Transportation and telecommunications
Malawi has road connections to Lusaka, Zamb., by way of Mchinji and Chipata, Zamb.; to Johannesburg, S.Af., by way of Mwanza and Tete, Mozam., and Harare, Zimb.; and to several points on the Mozambique border. The backbone of the road system is represented by a road running from Blantyre in the south to Lilongwe in the centre and through to Mzuzu in the north, where it joins a lakeshore road that ran roughly parallel to it until that point. From Mzuzu the road continues on to Karonga and crosses the Songwe River into Tanzania, where it connects with the highway to Dar es Salaam. During the Mozambican civil war, the Dar es Salaam–Karonga route was used to transport cargo, especially oil, which was transferred to lake barges at Chilumba and then shipped south to Chipoka and Monkey Bay. The feeder roads, most of which are in the rural areas, are not as developed as the main highways. Almost half of all roadways in the country are paved.
Of Malawi’s two railway links to the sea, the first stretches from Lilongwe eastward to Salima on the Lake Malawi shore and southward through Blantyre to the port of Beira on the Mozambique coast; an extension from Lilongwe to Mchinji, on the Zambia border, was completed in 1980. The second railroad joins the Salima-Blantyre line at Nkaya Junction to the south of Balaka and travels due east to link with the Mozambique Railways system at Cuamba, Mozam., whence it continues to the port of Nacala. Increased guerrilla activity in Mozambique after 1981, including attacks on these rail lines, forced Malawi to seek alternative, much longer routes to the sea, first through South Africa and then through Tanzania, adding substantially to its freight transport costs. With the end of the civil war in Mozambique in the early 1990s, traffic through that country slowly resumed as rehabilitation of the infrastructure was undertaken.
Of the rivers, only the Shire is partially navigable, all others being broken by rapids and cataracts. Lake Malawi has long been used as a means of inexpensive transportation. A passenger and cargo service that operates on the lake is linked to the Chipoka railway junction about 17 miles (27 km) south of Salima. The main ports on the lake include Monkey Bay, Nkhotakota, Nkhata Bay, Likoma Island, Chilumba, and Karonga.
Air Malawi, the national airline, provides foreign and domestic service. There are several airports in the country, including the primary international airport at Lilongwe and the Chileka airport, situated just north of Blantyre.

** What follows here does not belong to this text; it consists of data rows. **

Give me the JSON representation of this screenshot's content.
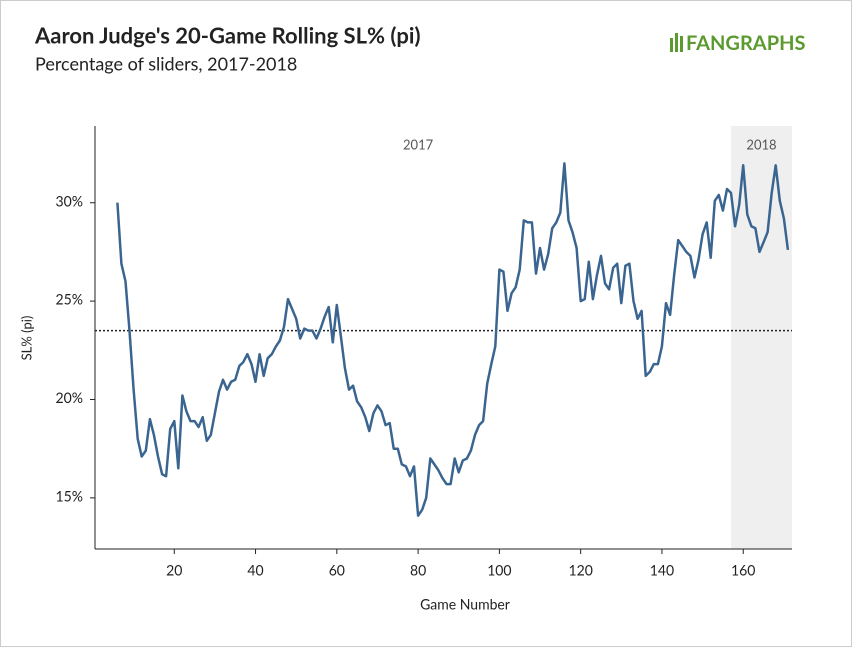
{
  "chart_data": {
    "type": "line",
    "title": "Aaron Judge's 20-Game Rolling SL% (pi)",
    "subtitle": "Percentage of sliders, 2017-2018",
    "brand": "FANGRAPHS",
    "x_label": "Game Number",
    "y_label": "SL% (pi)",
    "xlim": [
      0.5,
      172
    ],
    "xticks": [
      20,
      40,
      60,
      80,
      100,
      120,
      140,
      160
    ],
    "ylim": [
      12.4,
      33.9
    ],
    "yticks": [
      {
        "value": 15,
        "label": "15%"
      },
      {
        "value": 20,
        "label": "20%"
      },
      {
        "value": 25,
        "label": "25%"
      },
      {
        "value": 30,
        "label": "30%"
      }
    ],
    "reference_line": 23.5,
    "highlight_range": [
      157,
      172
    ],
    "annotations": [
      {
        "text": "2017",
        "x": 80
      },
      {
        "text": "2018",
        "x": 164.5
      }
    ],
    "series": [
      {
        "name": "SL% (pi)",
        "color": "#3b6591",
        "x": [
          6,
          7,
          8,
          9,
          10,
          11,
          12,
          13,
          14,
          15,
          16,
          17,
          18,
          19,
          20,
          21,
          22,
          23,
          24,
          25,
          26,
          27,
          28,
          29,
          30,
          31,
          32,
          33,
          34,
          35,
          36,
          37,
          38,
          39,
          40,
          41,
          42,
          43,
          44,
          45,
          46,
          47,
          48,
          49,
          50,
          51,
          52,
          53,
          54,
          55,
          56,
          57,
          58,
          59,
          60,
          61,
          62,
          63,
          64,
          65,
          66,
          67,
          68,
          69,
          70,
          71,
          72,
          73,
          74,
          75,
          76,
          77,
          78,
          79,
          80,
          81,
          82,
          83,
          84,
          85,
          86,
          87,
          88,
          89,
          90,
          91,
          92,
          93,
          94,
          95,
          96,
          97,
          98,
          99,
          100,
          101,
          102,
          103,
          104,
          105,
          106,
          107,
          108,
          109,
          110,
          111,
          112,
          113,
          114,
          115,
          116,
          117,
          118,
          119,
          120,
          121,
          122,
          123,
          124,
          125,
          126,
          127,
          128,
          129,
          130,
          131,
          132,
          133,
          134,
          135,
          136,
          137,
          138,
          139,
          140,
          141,
          142,
          143,
          144,
          145,
          146,
          147,
          148,
          149,
          150,
          151,
          152,
          153,
          154,
          155,
          156,
          157,
          158,
          159,
          160,
          161,
          162,
          163,
          164,
          165,
          166,
          167,
          168,
          169,
          170,
          171
        ],
        "values": [
          30.0,
          26.9,
          26.0,
          23.5,
          20.5,
          18.0,
          17.1,
          17.4,
          19.0,
          18.2,
          17.1,
          16.2,
          16.1,
          18.5,
          18.9,
          16.5,
          20.2,
          19.4,
          18.9,
          18.9,
          18.6,
          19.1,
          17.9,
          18.2,
          19.3,
          20.4,
          21.0,
          20.5,
          20.9,
          21.0,
          21.7,
          21.9,
          22.3,
          21.8,
          20.9,
          22.3,
          21.2,
          22.1,
          22.3,
          22.7,
          23.0,
          23.7,
          25.1,
          24.6,
          24.1,
          23.1,
          23.6,
          23.5,
          23.5,
          23.1,
          23.6,
          24.2,
          24.7,
          22.9,
          24.8,
          23.2,
          21.6,
          20.5,
          20.7,
          19.9,
          19.6,
          19.1,
          18.4,
          19.3,
          19.7,
          19.4,
          18.7,
          18.8,
          17.5,
          17.5,
          16.7,
          16.6,
          16.1,
          16.6,
          14.1,
          14.4,
          15.0,
          17.0,
          16.7,
          16.4,
          16.0,
          15.7,
          15.7,
          17.0,
          16.3,
          16.9,
          17.0,
          17.4,
          18.2,
          18.7,
          18.9,
          20.8,
          21.8,
          22.7,
          26.6,
          26.5,
          24.5,
          25.4,
          25.7,
          26.6,
          29.1,
          29.0,
          29.0,
          26.4,
          27.7,
          26.6,
          27.4,
          28.7,
          29.0,
          29.5,
          32.0,
          29.1,
          28.5,
          27.7,
          25.0,
          25.1,
          27.0,
          25.1,
          26.3,
          27.3,
          25.9,
          25.6,
          26.7,
          26.9,
          24.9,
          26.8,
          26.9,
          25.0,
          24.1,
          24.5,
          21.2,
          21.4,
          21.8,
          21.8,
          22.7,
          24.9,
          24.3,
          26.3,
          28.1,
          27.8,
          27.5,
          27.3,
          26.2,
          27.1,
          28.4,
          29.0,
          27.2,
          30.1,
          30.4,
          29.6,
          30.7,
          30.5,
          28.8,
          29.9,
          31.9,
          29.4,
          28.8,
          28.7,
          27.5,
          28.0,
          28.5,
          30.5,
          31.9,
          30.1,
          29.2,
          27.6
        ]
      }
    ]
  }
}
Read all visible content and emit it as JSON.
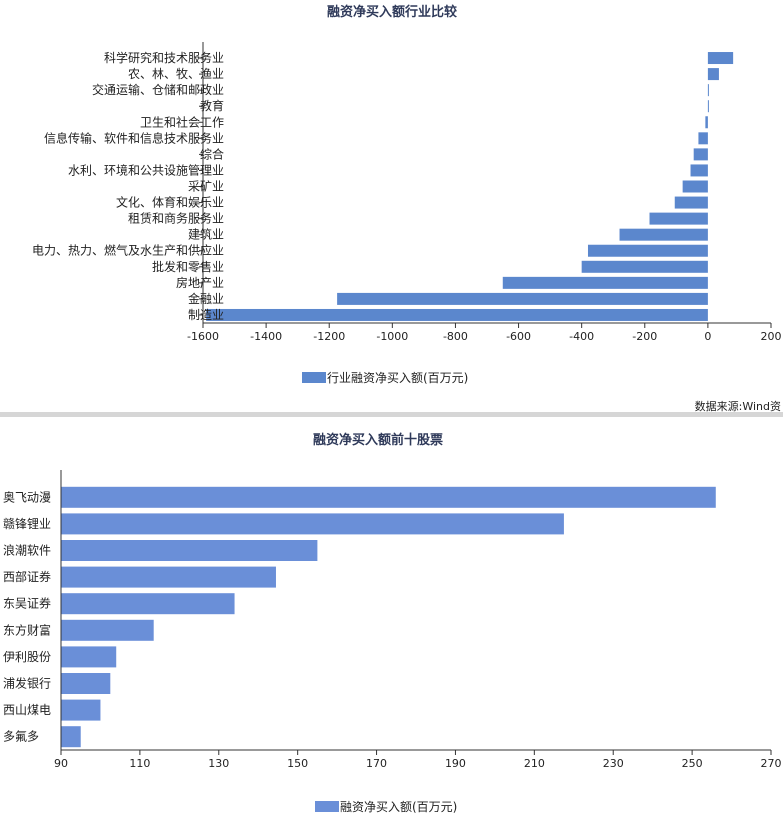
{
  "source_note": "数据来源:Wind资",
  "chart_data": [
    {
      "type": "bar",
      "orientation": "horizontal",
      "title": "融资净买入额行业比较",
      "categories": [
        "科学研究和技术服务业",
        "农、林、牧、渔业",
        "交通运输、仓储和邮政业",
        "教育",
        "卫生和社会工作",
        "信息传输、软件和信息技术服务业",
        "综合",
        "水利、环境和公共设施管理业",
        "采矿业",
        "文化、体育和娱乐业",
        "租赁和商务服务业",
        "建筑业",
        "电力、热力、燃气及水生产和供应业",
        "批发和零售业",
        "房地产业",
        "金融业",
        "制造业"
      ],
      "series": [
        {
          "name": "行业融资净买入额(百万元)",
          "values": [
            80,
            35,
            3,
            3,
            -8,
            -30,
            -45,
            -55,
            -80,
            -105,
            -185,
            -280,
            -380,
            -400,
            -650,
            -1175,
            -1590
          ]
        }
      ],
      "xlim": [
        -1600,
        200
      ],
      "xticks": [
        -1600,
        -1400,
        -1200,
        -1000,
        -800,
        -600,
        -400,
        -200,
        0,
        200
      ],
      "color": "#5b87cd",
      "legend_position": "bottom"
    },
    {
      "type": "bar",
      "orientation": "horizontal",
      "title": "融资净买入额前十股票",
      "categories": [
        "奥飞动漫",
        "赣锋锂业",
        "浪潮软件",
        "西部证券",
        "东吴证券",
        "东方财富",
        "伊利股份",
        "浦发银行",
        "西山煤电",
        "多氟多"
      ],
      "series": [
        {
          "name": "融资净买入额(百万元)",
          "values": [
            256,
            217.5,
            155,
            144.5,
            134,
            113.5,
            104,
            102.5,
            100,
            95
          ]
        }
      ],
      "xlim": [
        90,
        270
      ],
      "xticks": [
        90,
        110,
        130,
        150,
        170,
        190,
        210,
        230,
        250,
        270
      ],
      "color": "#6a8fd8",
      "legend_position": "bottom"
    }
  ]
}
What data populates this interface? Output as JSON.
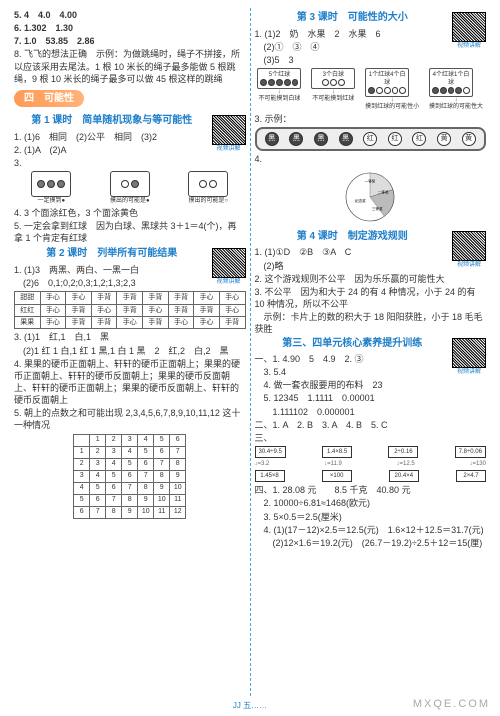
{
  "left": {
    "l5": "5. 4　4.0　4.00",
    "l6": "6. 1.302　1.30",
    "l7": "7. 1.0　53.85　2.86",
    "l8": "8. 飞飞的想法正确　示例：为做跳绳时，绳子不拼接，所以应该采用去尾法。1 根 10 米长的绳子最多能做 5 根跳绳，9 根 10 米长的绳子最多可以做 45 根这样的跳绳",
    "sectTitle": "四　可能性",
    "lesson1": {
      "title": "第 1 课时　简单随机现象与等可能性",
      "q1": "1. (1)6　相同　(2)公平　相同　(3)2",
      "q2": "2. (1)A　(2)A",
      "q3": "3.",
      "fig_caps": [
        "一定摸到●",
        "摸出的可能是●",
        "摸出的可能是○"
      ],
      "q4": "4. 3 个面涂红色，3 个面涂黄色",
      "q5": "5. 一定会拿到红球　因为白球、黑球共 3＋1＝4(个)，再拿 1 个肯定有红球"
    },
    "lesson2": {
      "title": "第 2 课时　列举所有可能结果",
      "q1a": "1. (1)3　两黑、两白、一黑一白",
      "q1b": "　(2)6　0,1;0,2;0,3;1,2;1,3;2,3",
      "tbl": {
        "rows": [
          [
            "甜甜",
            "手心",
            "手心",
            "手背",
            "手背",
            "手背",
            "手背",
            "手心",
            "手心"
          ],
          [
            "红红",
            "手心",
            "手背",
            "手心",
            "手背",
            "手心",
            "手背",
            "手背",
            "手心"
          ],
          [
            "果果",
            "手心",
            "手背",
            "手背",
            "手心",
            "手背",
            "手心",
            "手心",
            "手背"
          ]
        ]
      },
      "q3a": "3. (1)1　红,1　白,1　黑",
      "q3b": "　(2)1 红 1 白,1 红 1 黑,1 白 1 黑　2　红,2　白,2　黑",
      "q4": "4. 果果的硬币正面朝上、轩轩的硬币正面朝上；果果的硬币正面朝上、轩轩的硬币反面朝上；果果的硬币反面朝上、轩轩的硬币正面朝上；果果的硬币反面朝上、轩轩的硬币反面朝上",
      "q5": "5. 朝上的点数之和可能出现 2,3,4,5,6,7,8,9,10,11,12 这十一种情况",
      "sumtbl": [
        [
          "",
          "1",
          "2",
          "3",
          "4",
          "5",
          "6"
        ],
        [
          "1",
          "2",
          "3",
          "4",
          "5",
          "6",
          "7"
        ],
        [
          "2",
          "3",
          "4",
          "5",
          "6",
          "7",
          "8"
        ],
        [
          "3",
          "4",
          "5",
          "6",
          "7",
          "8",
          "9"
        ],
        [
          "4",
          "5",
          "6",
          "7",
          "8",
          "9",
          "10"
        ],
        [
          "5",
          "6",
          "7",
          "8",
          "9",
          "10",
          "11"
        ],
        [
          "6",
          "7",
          "8",
          "9",
          "10",
          "11",
          "12"
        ]
      ]
    }
  },
  "right": {
    "lesson3": {
      "title": "第 3 课时　可能性的大小",
      "q1": "1. (1)2　奶　水果　2　水果　6",
      "q1b": "　(2)①　③　④",
      "q1c": "　(3)5　3",
      "ballboxes": [
        {
          "label": "5个红球",
          "cap": "不可能摸到白球",
          "balls": [
            "k",
            "k",
            "k",
            "k",
            "k"
          ]
        },
        {
          "label": "3个白球",
          "cap": "不可能摸到红球",
          "balls": [
            "",
            "",
            ""
          ]
        },
        {
          "label": "1个红球4个白球",
          "cap": "摸到红球的可能性小",
          "balls": [
            "k",
            "",
            "",
            "",
            ""
          ]
        },
        {
          "label": "4个红球1个白球",
          "cap": "摸到红球的可能性大",
          "balls": [
            "k",
            "k",
            "k",
            "k",
            ""
          ]
        }
      ],
      "q3": "3. 示例：",
      "q3_labels": [
        "黑",
        "黑",
        "黑",
        "黑",
        "红",
        "红",
        "红",
        "黄",
        "黄"
      ],
      "q4": "4.",
      "pie_labels": {
        "p1": "一等奖",
        "p2": "二等奖",
        "p3": "三等奖",
        "p4": "纪念奖"
      }
    },
    "lesson4": {
      "title": "第 4 课时　制定游戏规则",
      "q1": "1. (1)①D　②B　③A　C",
      "q1b": "　(2)略",
      "q2": "2. 这个游戏规则不公平　因为乐乐赢的可能性大",
      "q3": "3. 不公平　因为和大于 24 的有 4 种情况，小于 24 的有 10 种情况，所以不公平",
      "q3b": "　示例：卡片上的数的积大于 18 阳阳获胜，小于 18 毛毛获胜",
      "core": "第三、四单元核心素养提升训练",
      "c1": "一、1. 4.90　5　4.9　2. ③",
      "c1b": "　3. 5.4",
      "c1c": "　4. 做一套衣服要用的布料　23",
      "c1d": "　5. 12345　1.1111　0.00001",
      "c1e": "　　1.111102　0.000001",
      "c2": "二、1. A　2. B　3. A　4. B　5. C",
      "c3": "三、",
      "flow": {
        "row1": [
          "30.4÷9.5",
          "1.4×8.5",
          "2÷0.16",
          "7.8÷0.06"
        ],
        "row1v": [
          "=3.2",
          "=11.9",
          "=12.5",
          "=130"
        ],
        "row1b": [
          "1.45×8",
          "×100",
          "20.4×4",
          "2×4.7"
        ],
        "row1c": [
          "",
          "",
          "",
          ""
        ]
      },
      "c4": "四、1. 28.08 元　　8.5 千克　40.80 元",
      "c4b": "　2. 10000÷6.81≈1468(欧元)",
      "c4c": "　3. 5×0.5＝2.5(厘米)",
      "c4d": "　4. (1)(17－12)×2.5＝12.5(元)　1.6×12＋12.5＝31.7(元)",
      "c4e": "　　(2)12×1.6＝19.2(元)　(26.7－19.2)÷2.5＋12＝15(厘)"
    }
  },
  "qr_caption": "视频讲解",
  "pagenote": "JJ 五……",
  "watermark": "MXQE.COM"
}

The domestic telephone system consists mostly of landlines and microwave radio links and radio communication stations. For international linkages, satellite earth stations are used. Within Malawi there is a serious shortage of landlines, and it is difficult to maintain the infrastructure; both issues are exacerbated by the theft of cables, and efforts to bring information technology to the more remote parts of the country have been hindered. Although mobile cellular telephone use is on the increase, service is generally limited to urban areas.
Government and society
Constitutional framework
Malawi is a multiparty republic. Malawi’s original constitution of 1966 was replaced with a provisional constitution in 1994, which was officially promulgated in 1995 and has since been amended. It provides for a president, who is limited to serving no more than two five-year terms, and up to two vice presidents, all of whom are elected by universal suffrage. The president serves as head of state and government. The cabinet is appointed by the president. The legislature, the National Assembly, is unicameral; its members also are elected by universal suffrage and serve five-year terms. The 1995 constitution also provided for the creation of an upper legislative chamber, but it was not established by the target completion date in 1999; a proposal to cancel plans for the creation of such a chamber was passed by the National Assembly in 2001.
Local government
The country is divided into a number of administrative subdivisions—district, city, municipality, and town—that are governed by assemblies. Each assembly has a political arm and a technical arm. Efforts have been undertaken to strengthen local governments by giving them more financial autonomy from the central government.